Les parties sont aussi en litige sur l’absence de commission sur les ventes consenties à des centrales d’achat nationales (Yamaha France, Cardy ou Dafy), dont le siège était en Ile de France.
La SARL Tecno Globe déclare qu’il ne s’agissait pas de ventes destinées à l’Ile de France mais sur tout le territoire national, conclues directement avec elle.
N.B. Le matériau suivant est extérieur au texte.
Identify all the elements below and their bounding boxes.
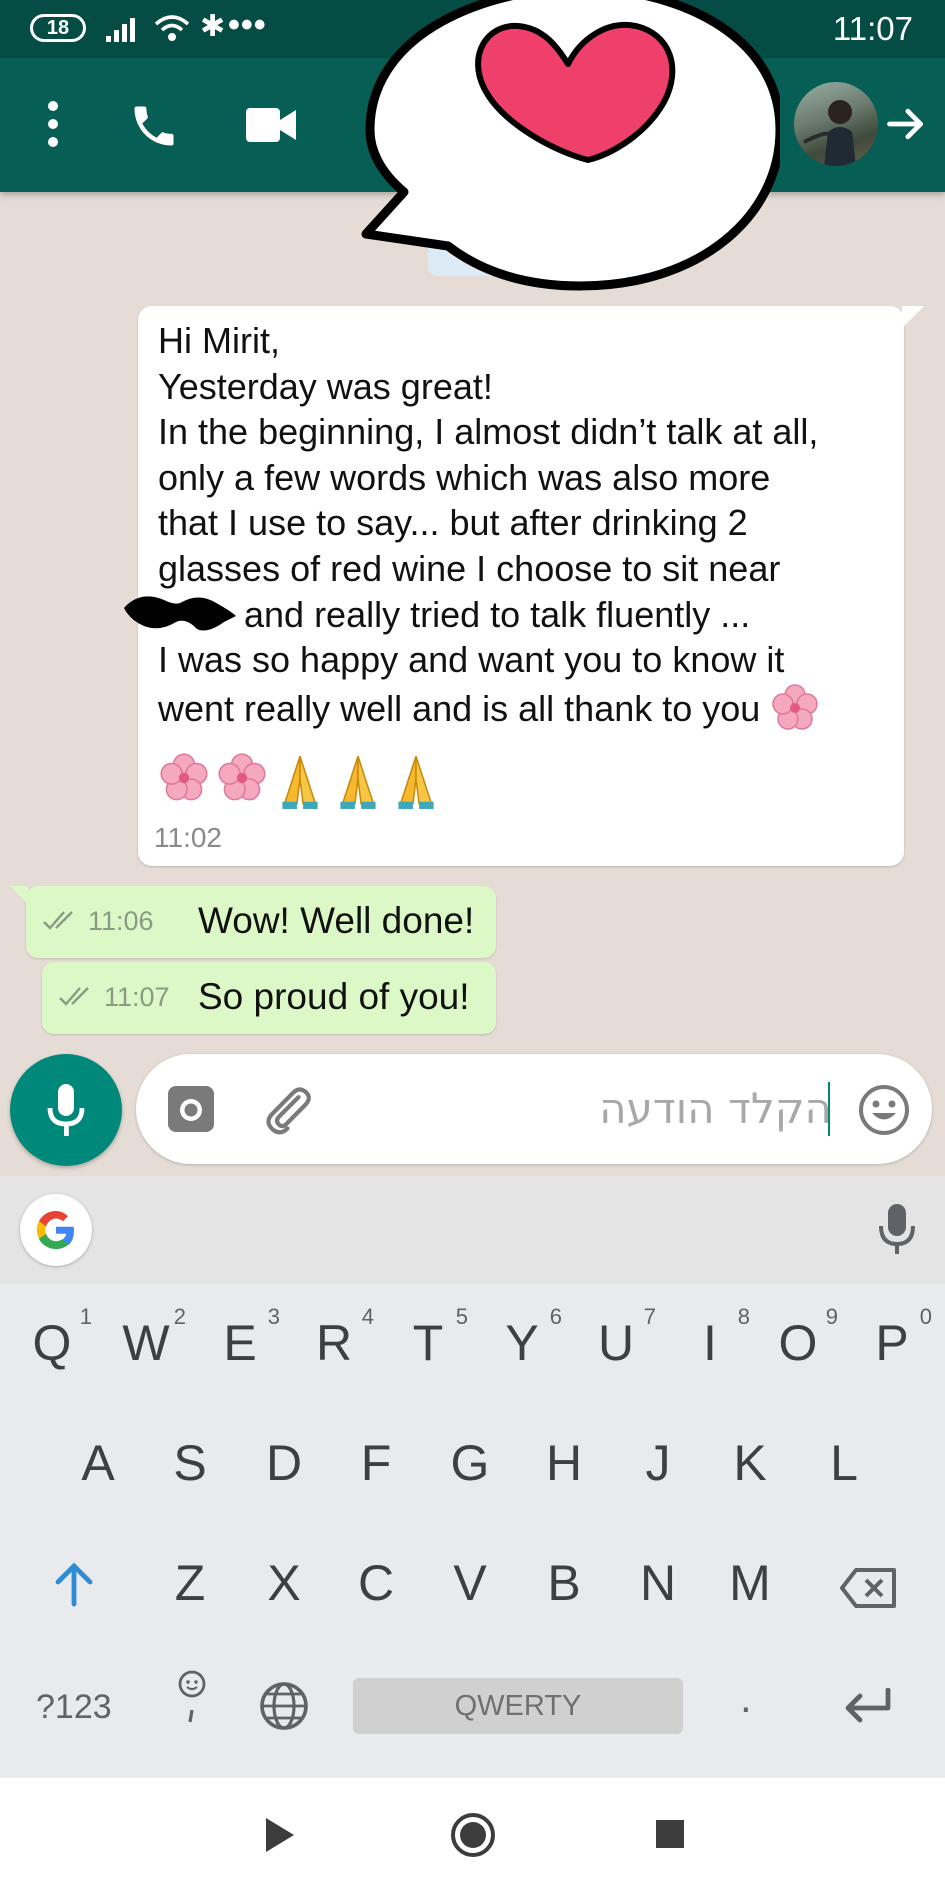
keyboard-suggestion-strip (0, 1176, 945, 1284)
key-b[interactable]: B (524, 1554, 604, 1612)
enter-icon[interactable] (842, 1688, 892, 1724)
incoming-message-bubble[interactable]: Hi Mirit, Yesterday was great! In the be… (138, 306, 924, 866)
mic-icon (47, 1084, 85, 1136)
key-z[interactable]: Z (150, 1554, 230, 1612)
outgoing-message-text: So proud of you! (198, 976, 470, 1017)
video-call-icon[interactable] (244, 102, 298, 148)
message-line: In the beginning, I almost didn’t talk a… (158, 411, 819, 453)
key-i[interactable]: I8 (670, 1304, 750, 1372)
heart-speech-bubble-icon (361, 0, 780, 291)
key-n[interactable]: N (618, 1554, 698, 1612)
key-g[interactable]: G (430, 1434, 510, 1492)
wifi-icon (154, 15, 190, 41)
shift-icon[interactable] (54, 1562, 94, 1608)
key-v[interactable]: V (430, 1554, 510, 1612)
battery-icon: 18 (30, 14, 86, 42)
message-line: Hi Mirit, (158, 320, 280, 361)
outgoing-message-time: 11:06 (88, 906, 154, 936)
keyboard-mic-icon[interactable] (878, 1202, 916, 1256)
key-d[interactable]: D (244, 1434, 324, 1492)
key-c[interactable]: C (336, 1554, 416, 1612)
emoji-icon[interactable] (858, 1084, 910, 1136)
key-f[interactable]: F (336, 1434, 416, 1492)
key-s[interactable]: S (150, 1434, 230, 1492)
key-l[interactable]: L (804, 1434, 884, 1492)
more-dots-icon: ••• (228, 6, 267, 44)
key-a[interactable]: A (58, 1434, 138, 1492)
key-m[interactable]: M (710, 1554, 790, 1612)
voice-call-icon[interactable] (128, 100, 180, 152)
google-icon[interactable] (20, 1194, 92, 1266)
voice-record-button[interactable] (10, 1054, 122, 1166)
key-u[interactable]: U7 (576, 1304, 656, 1372)
message-input[interactable]: הקלד הודעה (136, 1054, 932, 1164)
text-caret (828, 1082, 830, 1136)
key-j[interactable]: J (618, 1434, 698, 1492)
message-line: I was so happy and want you to know it (158, 639, 785, 681)
key-e[interactable]: E3 (200, 1304, 280, 1372)
cherry-blossom-icon (218, 753, 266, 801)
bluetooth-icon: ✱ (200, 9, 226, 44)
status-time: 11:07 (832, 10, 913, 47)
key-h[interactable]: H (524, 1434, 604, 1492)
key-r[interactable]: R4 (294, 1304, 374, 1372)
delivered-ticks-icon (59, 987, 89, 1006)
overflow-menu-icon[interactable] (40, 98, 66, 150)
incoming-message-time: 11:02 (154, 822, 222, 853)
key-x[interactable]: X (244, 1554, 324, 1612)
globe-icon[interactable] (258, 1680, 310, 1732)
emoji-comma-icon[interactable] (176, 1670, 208, 1726)
folded-hands-icon (340, 755, 376, 809)
emoji-row (158, 750, 442, 810)
message-line: Yesterday was great! (158, 365, 493, 407)
folded-hands-icon (282, 755, 318, 809)
onscreen-keyboard: Q1 W2 E3 R4 T5 Y6 U7 I8 O9 P0 A S D F G … (0, 1176, 945, 1778)
message-line: only a few words which was also more (158, 456, 771, 498)
recents-icon[interactable] (654, 1818, 686, 1850)
key-o[interactable]: O9 (758, 1304, 838, 1372)
folded-hands-icon (398, 755, 434, 809)
system-nav-bar (0, 1778, 945, 1890)
key-w[interactable]: W2 (106, 1304, 186, 1372)
contact-avatar[interactable] (794, 82, 878, 166)
key-p[interactable]: P0 (852, 1304, 932, 1372)
period-key[interactable]: . (740, 1674, 752, 1722)
forward-arrow-icon[interactable] (884, 102, 928, 146)
back-icon[interactable] (262, 1816, 296, 1854)
delivered-ticks-icon (43, 911, 73, 930)
symbols-key[interactable]: ?123 (36, 1688, 112, 1727)
message-input-placeholder: הקלד הודעה (599, 1084, 832, 1133)
signal-icon (106, 18, 135, 42)
message-line: that I use to say... but after drinking … (158, 502, 748, 544)
key-k[interactable]: K (710, 1434, 790, 1492)
key-y[interactable]: Y6 (482, 1304, 562, 1372)
message-line: went really well and is all thank to you (158, 687, 761, 729)
backspace-icon[interactable] (840, 1568, 898, 1608)
home-icon[interactable] (450, 1812, 496, 1858)
key-t[interactable]: T5 (388, 1304, 468, 1372)
cherry-blossom-icon (160, 753, 208, 801)
spacebar[interactable]: QWERTY (353, 1678, 683, 1734)
camera-icon[interactable] (166, 1084, 216, 1134)
key-q[interactable]: Q1 (12, 1304, 92, 1372)
outgoing-message-time: 11:07 (104, 982, 170, 1012)
redaction-scribble (124, 596, 236, 631)
outgoing-message-bubble[interactable]: 11:06 Wow! Well done! (10, 886, 496, 958)
outgoing-message-text: Wow! Well done! (198, 900, 475, 941)
incoming-message-text: Hi Mirit, Yesterday was great! In the be… (158, 318, 888, 733)
outgoing-message-bubble[interactable]: 11:07 So proud of you! (42, 962, 496, 1034)
attach-icon[interactable] (260, 1082, 316, 1138)
cherry-blossom-icon (772, 684, 819, 730)
message-line: and really tried to talk fluently ... (244, 593, 751, 635)
message-line: glasses of red wine I choose to sit near (158, 547, 781, 589)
Seules les livraisons faites en Ile de France pour le compte de ces centrales d’achat entraient dans le champ d’application du contrat d’agent commercial, ce qui est exact en l’état des pièces établissant l’étendue de la convention des parties. Mais les livraisons dans les départements concernés d’Ile de France, issues de la commande nationale, ouvraient droit à commission pour M. Y.
Il convient donc de préciser que l’injonction donnée à la SARL Tecno Globe de produire les factures afférentes aux livraisons effectuées en Ile de France concernera, pour les ventes aux centrales d’achats nationales, celles ayant fait l’objet d’une livraison dans les départements concernés, justifiées soit par une facture détaillée soit par des bons de livraisons, notamment.
Dans l’attente de cette communication de pièces entre les parties et de leurs nouvelles conclusions au vu de celles-ci, l’affaire est renvoyée à la mise en état et il est sursis à statuer sur les autres demandes des parties, dont l’issue dépend en tout ou partie de l’existence ou non d’un rappel de commissions dues à M. F-G Y.
* * * * * * * * * *
PAR CES MOTIFS :
LA COUR,
Statuant, publiquement, par arrêt contradictoire et en dernier ressort,
Vu les articles 6, 9, 16, 114, 175, 246, 275, 276, 378 et 379 du code de procédure civile,
Vu les articles 1134, 1165, 1271, 1273, 1277 et 1315 du code civil,
Vu les articles L.123-22, L.134-4, L.134-6 , L.134-12 et R.134-3 du code de commerce,
— Confirme le jugement du tribunal de commerce de Montpellier prononcé le 26 mai 2014, en ce qu’il a rejeté la demande d’annulation du rapport d’expertise judiciaire de M. A Z, déposé en l’état le 24 février 2012,
— Le confirme également en ce qu’il a débouté la SARL JMB Import de toutes ses demandes et M. F-G Y de sa demande en paiement d’une indemnité de rupture du contrat d’agent commercial, droit dont il est déchu,
Y ajoutant,
— Déboute la SARL Tecno Globe de sa demande reconventionnelle d’imputation à M. F-G Y d’une prétendue rupture du contrat d’agent commercial à la date du 19 février 2004,
— La déboute de sa demande reconventionnelle de résiliation du contrat d’agent commercial de M. F-G Y aux torts exclusifs de la SARL JMB Import, qui n’était pas partie à cette convention,
Et, avant dire droit sur les autres demandes des parties :
— Ordonne la communication des factures de ventes émises par la SARL Tecno Globe, pour des produits relevant du contrat d’agent commercial de M. F-G Y, ayant fait l’objet d’une livraison en Ile de France, pour la période du 1er janvier 2006 au 31 mars 2008, certifiées par son expert comptable quant à leur exhaustivité, dans le délai de 3 mois à compter du prononcé de cet arrêt, sous astreinte provisoire de 500,00 € par jour de retard, passé ce délai.
— Renvoie l’affaire à la mise en état et sursoit à statuer sur les autres demandes des parties, dont les droits et moyens sont réservés de ces chefs.
Ainsi prononcé et jugé à Montpellier le 1er mars 2016.